Waging War, Making Peace by Barbara Rose Johnston Susan Slyomovics

Waging War, Making Peace by Barbara Rose Johnston Susan Slyomovics

Author:Barbara Rose Johnston, Susan Slyomovics [Barbara Rose Johnston, Susan Slyomovics]
Language: eng
Format: epub
ISBN: 9781598743432
Barnesnoble:
Publisher: Taylor & Francis
Published: 2008-10-15T00:00:00+00:00


LOST INDIVIDUAL AND COLLECTIVE LAND-BASED RIGHTS

In Chagos, islanders controlled land around their homes, which they used for gardens, crop rearing, and keeping livestock. This practice had roots dating to the kitchen gardens of Chagossians’ enslaved ancestors and the earliest settlements on the islands. In many cases, Chagossians occupied the same land for generations, farming and working land passed down from their elders. Young adults also had the right to leave family homes and claim unoccupied community land, building new homes with construction materials provided as part of their work compensation. In addition to having personal and family-held lands, Chagossians also enjoyed communal access to a wide range of Chagos’s resources from its seafood-rich waters to its coconuts and other fruit-bearing trees to its open spaces and cemeteries.

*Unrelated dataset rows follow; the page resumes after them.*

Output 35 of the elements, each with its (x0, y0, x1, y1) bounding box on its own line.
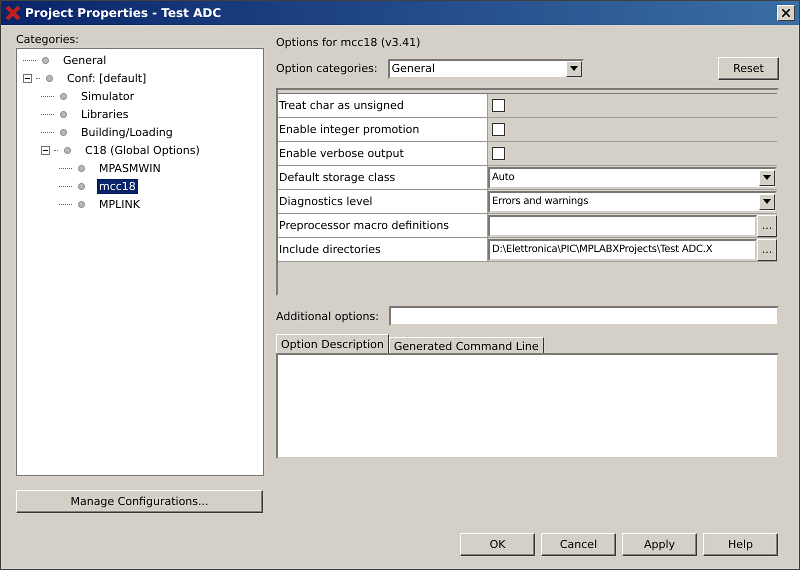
dialog-button[interactable]: Help (703, 533, 778, 556)
option-categories-dropdown[interactable]: General (388, 58, 584, 78)
tree-item[interactable]: Building/Loading (79, 124, 175, 140)
option-name: Treat char as unsigned (278, 94, 488, 117)
tree-item[interactable]: Libraries (79, 106, 131, 122)
option-name: Default storage class (278, 166, 488, 189)
tab[interactable]: Option Description (276, 334, 389, 354)
value-field[interactable]: D:\Elettronica\PIC\MPLABXProjects\Test ADC.X (488, 238, 757, 260)
option-name: Include directories (278, 238, 488, 261)
tree-item[interactable]: Simulator (79, 88, 136, 104)
tab[interactable]: Generated Command Line (388, 337, 544, 354)
value-dropdown[interactable]: Errors and warnings (488, 190, 777, 212)
reset-button[interactable]: Reset (718, 57, 779, 80)
additional-options-label: Additional options: (276, 310, 379, 322)
manage-configurations-button[interactable]: Manage Configurations... (16, 490, 263, 513)
option-name: Enable integer promotion (278, 118, 488, 141)
options-title: Options for mcc18 (v3.41) (276, 36, 422, 49)
option-categories-label: Option categories: (276, 62, 378, 75)
browse-button[interactable]: ... (757, 238, 777, 260)
tree-item[interactable]: General (61, 52, 108, 68)
option-name: Preprocessor macro definitions (278, 214, 488, 237)
window-title: Project Properties - Test ADC (25, 6, 222, 20)
tree-item[interactable]: mcc18 (97, 178, 138, 194)
tree-item[interactable]: MPASMWIN (97, 160, 163, 176)
dialog-button[interactable]: Apply (622, 533, 697, 556)
tree-item[interactable]: Conf: [default] (65, 70, 148, 86)
option-name: Enable verbose output (278, 142, 488, 165)
tree-item[interactable]: MPLINK (97, 196, 142, 212)
categories-label: Categories: (16, 33, 80, 46)
dialog-button[interactable]: OK (460, 533, 535, 556)
option-name: Diagnostics level (278, 190, 488, 213)
tree-item[interactable]: C18 (Global Options) (83, 142, 202, 158)
value-dropdown[interactable]: Auto (488, 166, 777, 188)
dialog-button[interactable]: Cancel (541, 533, 616, 556)
browse-button[interactable]: ... (757, 214, 777, 236)
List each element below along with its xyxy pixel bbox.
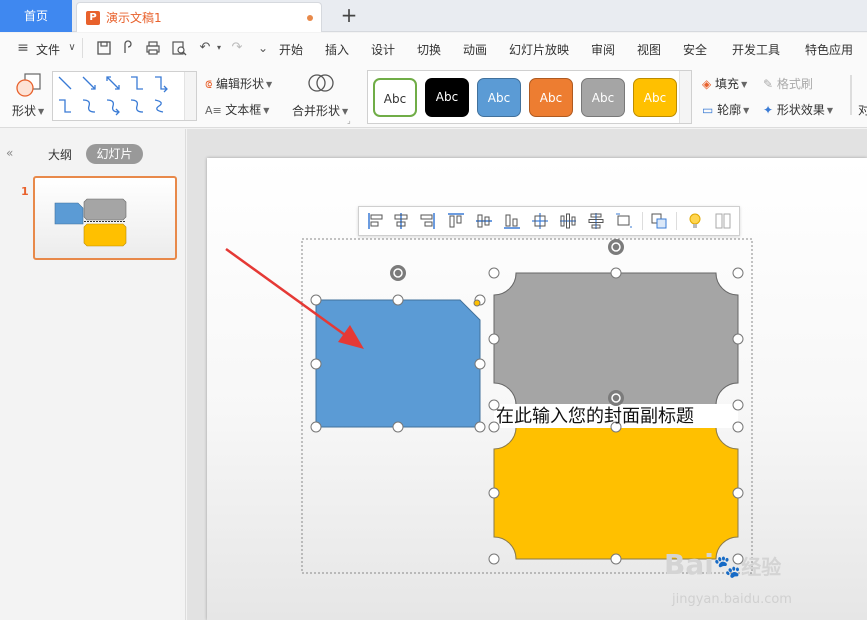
align-toolbar (358, 206, 740, 236)
yellow-plaque-shape[interactable] (493, 426, 739, 560)
subtitle-placeholder-text[interactable]: 在此输入您的封面副标题 (496, 402, 694, 428)
watermark-url: jingyan.baidu.com (672, 592, 792, 607)
distribute-horizontal-icon[interactable] (559, 212, 577, 230)
red-arrow-shaft (225, 247, 353, 342)
align-slide-center-icon[interactable] (531, 212, 549, 230)
group-objects-icon[interactable] (650, 212, 668, 230)
align-left-icon[interactable] (367, 212, 385, 230)
align-center-icon[interactable] (392, 212, 410, 230)
slide-objects (225, 238, 753, 574)
align-right-icon[interactable] (418, 212, 436, 230)
align-top-icon[interactable] (447, 212, 465, 230)
align-middle-icon[interactable] (475, 212, 493, 230)
same-size-icon[interactable] (615, 212, 633, 230)
divider (676, 212, 677, 230)
watermark-brand: Bai🐾经验 (664, 548, 782, 581)
distribute-vertical-icon[interactable] (587, 212, 605, 230)
blue-snip-rectangle[interactable] (315, 299, 481, 428)
adjust-handle-icon[interactable] (473, 299, 481, 307)
lightbulb-icon[interactable] (686, 212, 704, 230)
more-options-icon[interactable] (714, 212, 732, 230)
rotate-handle-icon[interactable] (390, 265, 406, 281)
divider (642, 212, 643, 230)
gray-plaque-shape[interactable] (493, 272, 739, 406)
rotate-handle-icon[interactable] (608, 239, 624, 255)
align-bottom-icon[interactable] (503, 212, 521, 230)
paw-logo-icon: 🐾 (713, 555, 742, 580)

To estimate the value of individual and collective land-based losses the Chagossians have suffered, it is useful to distinguish between three categories of harm. The first consists of the market value of the private possessory interests the Chagossians enjoyed in the islands prior to their expulsion. The second consists of their collective interest in both the economic development and political identity of the islands as the archipelago’s indigenous people (Vine 2003). The third consists of the economic and psychic value of the right to live in and use the islands. These three categories of loss can be analogized to: (1) an individual’s loss of one’s home in a particular territory; (2) a population’s loss of political sovereignty over the territory in which they live; and (3) the population’s loss of the right to live in and use the territory. Each of these property rights has value independent of the other two, and all three must be accounted for to properly measure the losses the Chagossians have suffered.